Lupin had lost all interest in the conversation. If she could track him down, if Interpol could keep tabs on him, then so could would-be assassins trying to earn a merit badge. His partners could be a driving a bomb on wheels. Zenigata could be getting up to take a shower in battery acid.
And then in a world of her own, there was Fujiko.
Lupin stood up, holstering his weapon, and turning to the door.
"Where are you going?"
"To warn my friends." He sighed a moment, then smiled to himself. "And warn a guy who needs a new hobby. You got a car?"
"Aren't your partners waiting outside?"
"Huh? Oh, that? I was bluffing, no one's outside."
"YOU SON A--"
Before she could finish, Lupin was out the door.
------------------------------
Since then, Lupin had stayed low and with an ear to the ground, listening for word among criminal circles about hitmen {and women} in town, or about any "unique" individuals who might have caused a rucus. He hadn't contacted his allies, preferring to check up on them covertly. It was safer than drawing them all to Lyon, and making them each a much brighter target. Nor had he consulted his next move with any of them, preferring to do it on his own.
The large briefing room was wide and high-ceilinged, cramped with desks and sweating men in suits, ears pressed to phones and hands shuffling sticky papers. The heater was obviously broken in the department, and with every window cracked, and every electrical socket crammed with power plugs to motorized fans sitting on desks, the humidity was suffocating.

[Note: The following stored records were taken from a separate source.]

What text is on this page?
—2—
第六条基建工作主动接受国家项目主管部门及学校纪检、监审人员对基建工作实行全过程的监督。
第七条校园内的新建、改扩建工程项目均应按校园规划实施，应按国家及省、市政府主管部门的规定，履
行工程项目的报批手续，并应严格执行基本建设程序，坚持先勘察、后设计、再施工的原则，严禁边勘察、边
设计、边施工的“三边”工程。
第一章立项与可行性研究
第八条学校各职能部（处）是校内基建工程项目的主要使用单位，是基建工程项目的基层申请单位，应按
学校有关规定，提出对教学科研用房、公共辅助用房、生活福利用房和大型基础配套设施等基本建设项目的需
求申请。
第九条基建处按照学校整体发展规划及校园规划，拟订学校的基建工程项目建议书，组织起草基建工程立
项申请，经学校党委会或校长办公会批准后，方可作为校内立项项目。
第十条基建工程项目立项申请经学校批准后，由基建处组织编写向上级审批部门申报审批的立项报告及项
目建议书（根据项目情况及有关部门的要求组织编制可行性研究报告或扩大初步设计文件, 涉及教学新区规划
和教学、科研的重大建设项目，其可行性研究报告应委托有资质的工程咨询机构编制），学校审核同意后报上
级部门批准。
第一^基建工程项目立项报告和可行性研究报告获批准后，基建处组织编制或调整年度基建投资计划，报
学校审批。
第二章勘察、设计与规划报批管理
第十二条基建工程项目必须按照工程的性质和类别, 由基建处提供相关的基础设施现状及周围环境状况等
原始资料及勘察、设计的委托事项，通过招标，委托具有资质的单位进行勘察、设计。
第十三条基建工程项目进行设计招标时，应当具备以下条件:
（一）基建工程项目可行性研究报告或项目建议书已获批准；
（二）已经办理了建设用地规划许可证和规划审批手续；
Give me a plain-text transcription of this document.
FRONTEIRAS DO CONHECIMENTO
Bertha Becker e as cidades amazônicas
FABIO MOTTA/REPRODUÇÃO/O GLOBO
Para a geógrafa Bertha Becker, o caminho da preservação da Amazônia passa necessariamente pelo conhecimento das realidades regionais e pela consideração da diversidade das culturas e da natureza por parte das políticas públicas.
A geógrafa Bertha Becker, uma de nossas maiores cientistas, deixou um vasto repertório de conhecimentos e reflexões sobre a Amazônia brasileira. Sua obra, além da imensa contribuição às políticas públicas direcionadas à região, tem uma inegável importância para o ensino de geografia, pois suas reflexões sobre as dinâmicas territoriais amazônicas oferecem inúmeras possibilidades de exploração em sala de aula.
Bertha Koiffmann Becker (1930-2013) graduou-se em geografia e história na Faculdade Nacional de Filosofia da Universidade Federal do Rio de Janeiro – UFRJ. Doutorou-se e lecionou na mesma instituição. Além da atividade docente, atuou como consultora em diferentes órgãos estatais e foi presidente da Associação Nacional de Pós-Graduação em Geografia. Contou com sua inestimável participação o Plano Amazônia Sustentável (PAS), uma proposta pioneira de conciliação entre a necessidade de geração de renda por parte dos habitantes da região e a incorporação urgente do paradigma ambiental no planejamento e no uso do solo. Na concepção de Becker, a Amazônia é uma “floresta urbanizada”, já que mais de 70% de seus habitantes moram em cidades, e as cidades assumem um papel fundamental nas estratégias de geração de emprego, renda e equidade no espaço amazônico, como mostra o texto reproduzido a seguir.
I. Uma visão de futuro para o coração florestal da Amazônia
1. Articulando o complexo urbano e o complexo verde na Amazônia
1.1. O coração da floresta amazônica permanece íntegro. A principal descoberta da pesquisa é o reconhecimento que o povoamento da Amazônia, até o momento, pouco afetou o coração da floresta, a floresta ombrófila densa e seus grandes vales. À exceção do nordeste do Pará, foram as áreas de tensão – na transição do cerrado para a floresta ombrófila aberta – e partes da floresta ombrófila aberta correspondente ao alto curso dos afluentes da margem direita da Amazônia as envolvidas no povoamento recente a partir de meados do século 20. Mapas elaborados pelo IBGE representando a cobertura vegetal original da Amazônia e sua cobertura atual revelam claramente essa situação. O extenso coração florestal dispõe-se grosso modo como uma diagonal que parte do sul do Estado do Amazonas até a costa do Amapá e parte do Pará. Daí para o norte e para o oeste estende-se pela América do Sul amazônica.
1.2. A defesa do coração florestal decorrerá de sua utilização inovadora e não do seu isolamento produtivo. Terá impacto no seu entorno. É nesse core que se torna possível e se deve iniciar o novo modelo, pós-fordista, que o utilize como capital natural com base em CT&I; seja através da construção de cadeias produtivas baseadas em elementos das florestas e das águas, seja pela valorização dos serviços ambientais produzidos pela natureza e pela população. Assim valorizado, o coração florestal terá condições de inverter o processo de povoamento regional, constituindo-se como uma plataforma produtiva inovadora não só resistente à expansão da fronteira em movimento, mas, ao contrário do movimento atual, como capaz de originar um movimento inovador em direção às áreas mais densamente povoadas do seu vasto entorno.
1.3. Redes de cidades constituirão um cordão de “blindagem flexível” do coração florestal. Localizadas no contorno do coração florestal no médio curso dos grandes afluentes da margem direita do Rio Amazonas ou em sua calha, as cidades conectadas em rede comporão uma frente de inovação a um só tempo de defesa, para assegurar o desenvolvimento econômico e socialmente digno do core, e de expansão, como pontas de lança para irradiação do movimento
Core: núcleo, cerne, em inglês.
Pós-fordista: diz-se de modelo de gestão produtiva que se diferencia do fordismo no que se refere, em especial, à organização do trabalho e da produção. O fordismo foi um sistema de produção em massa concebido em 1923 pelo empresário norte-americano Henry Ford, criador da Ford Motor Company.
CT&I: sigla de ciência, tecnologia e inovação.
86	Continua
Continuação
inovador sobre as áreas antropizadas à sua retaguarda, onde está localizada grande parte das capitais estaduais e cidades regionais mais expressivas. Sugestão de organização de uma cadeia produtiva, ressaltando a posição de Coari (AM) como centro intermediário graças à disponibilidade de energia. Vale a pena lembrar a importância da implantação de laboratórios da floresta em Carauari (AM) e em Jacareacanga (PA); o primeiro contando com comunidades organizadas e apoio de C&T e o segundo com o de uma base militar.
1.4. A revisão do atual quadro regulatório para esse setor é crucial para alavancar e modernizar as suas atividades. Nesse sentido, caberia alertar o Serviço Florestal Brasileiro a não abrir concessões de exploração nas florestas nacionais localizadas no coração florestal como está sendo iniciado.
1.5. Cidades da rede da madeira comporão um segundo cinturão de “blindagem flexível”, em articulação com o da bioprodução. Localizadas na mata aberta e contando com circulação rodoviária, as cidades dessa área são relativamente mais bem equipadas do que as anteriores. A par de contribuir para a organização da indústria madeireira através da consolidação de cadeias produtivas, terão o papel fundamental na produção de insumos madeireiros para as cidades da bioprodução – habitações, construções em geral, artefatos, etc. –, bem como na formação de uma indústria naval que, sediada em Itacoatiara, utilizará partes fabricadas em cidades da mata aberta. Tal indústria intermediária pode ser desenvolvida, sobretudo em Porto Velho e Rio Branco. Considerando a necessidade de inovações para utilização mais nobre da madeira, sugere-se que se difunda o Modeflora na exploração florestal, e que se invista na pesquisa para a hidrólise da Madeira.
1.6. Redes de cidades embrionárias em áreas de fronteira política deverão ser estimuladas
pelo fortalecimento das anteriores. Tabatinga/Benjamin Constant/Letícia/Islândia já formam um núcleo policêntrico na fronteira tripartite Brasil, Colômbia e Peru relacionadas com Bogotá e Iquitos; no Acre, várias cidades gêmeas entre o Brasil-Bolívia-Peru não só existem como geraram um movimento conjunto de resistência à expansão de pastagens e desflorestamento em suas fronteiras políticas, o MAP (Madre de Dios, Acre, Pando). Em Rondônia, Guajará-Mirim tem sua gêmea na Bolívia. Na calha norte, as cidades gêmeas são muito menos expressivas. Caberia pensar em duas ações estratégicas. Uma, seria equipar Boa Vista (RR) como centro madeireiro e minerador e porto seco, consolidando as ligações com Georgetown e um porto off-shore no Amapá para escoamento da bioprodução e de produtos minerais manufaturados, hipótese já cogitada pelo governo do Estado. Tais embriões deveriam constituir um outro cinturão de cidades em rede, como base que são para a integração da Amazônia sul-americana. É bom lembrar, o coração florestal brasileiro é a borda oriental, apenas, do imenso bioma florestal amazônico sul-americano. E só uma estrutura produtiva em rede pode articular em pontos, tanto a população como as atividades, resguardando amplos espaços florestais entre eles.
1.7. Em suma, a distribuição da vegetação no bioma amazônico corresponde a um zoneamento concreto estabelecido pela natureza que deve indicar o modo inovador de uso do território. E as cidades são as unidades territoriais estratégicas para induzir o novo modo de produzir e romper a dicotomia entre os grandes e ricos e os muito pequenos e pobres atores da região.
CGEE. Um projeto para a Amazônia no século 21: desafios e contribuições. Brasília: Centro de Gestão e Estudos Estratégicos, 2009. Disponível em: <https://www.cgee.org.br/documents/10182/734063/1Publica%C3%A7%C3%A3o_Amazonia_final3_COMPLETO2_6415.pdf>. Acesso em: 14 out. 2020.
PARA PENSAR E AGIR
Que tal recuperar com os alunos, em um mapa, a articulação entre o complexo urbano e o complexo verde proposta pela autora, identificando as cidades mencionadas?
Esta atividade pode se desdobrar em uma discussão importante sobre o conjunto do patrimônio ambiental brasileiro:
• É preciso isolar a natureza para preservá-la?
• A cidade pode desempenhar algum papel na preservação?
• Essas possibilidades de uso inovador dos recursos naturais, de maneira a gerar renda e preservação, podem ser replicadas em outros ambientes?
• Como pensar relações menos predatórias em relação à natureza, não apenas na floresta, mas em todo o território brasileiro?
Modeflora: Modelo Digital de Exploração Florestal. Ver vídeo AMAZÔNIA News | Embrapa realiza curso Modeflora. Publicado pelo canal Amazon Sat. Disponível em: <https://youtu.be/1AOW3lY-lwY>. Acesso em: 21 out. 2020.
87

An officer led him down the tiled hallway, bypassing the briefing room entirely and past wood-panelled offices and large glass windows looking in on detectives's offices. Most of the offices were empty, looking haphazard with papers sitting on desks and in cubbies. The occupied ones were easy enough to spot. They were the only ones with the shades drawn closed.
Coming to the end of the line, the man leading Lupin stopped and knocked on the door.
"Inspector, we're sorry to trouble you, especially since Interpol informed us to cooperate with your wishes as best we could, but there's a man here to see you and he says it's about the Lupin case."
There was something from inside that may or may not have been an affirmative, so Lupin went inside, while the officer retreated back down the hall.
"Hi, Pops. I'd like to turn myself in."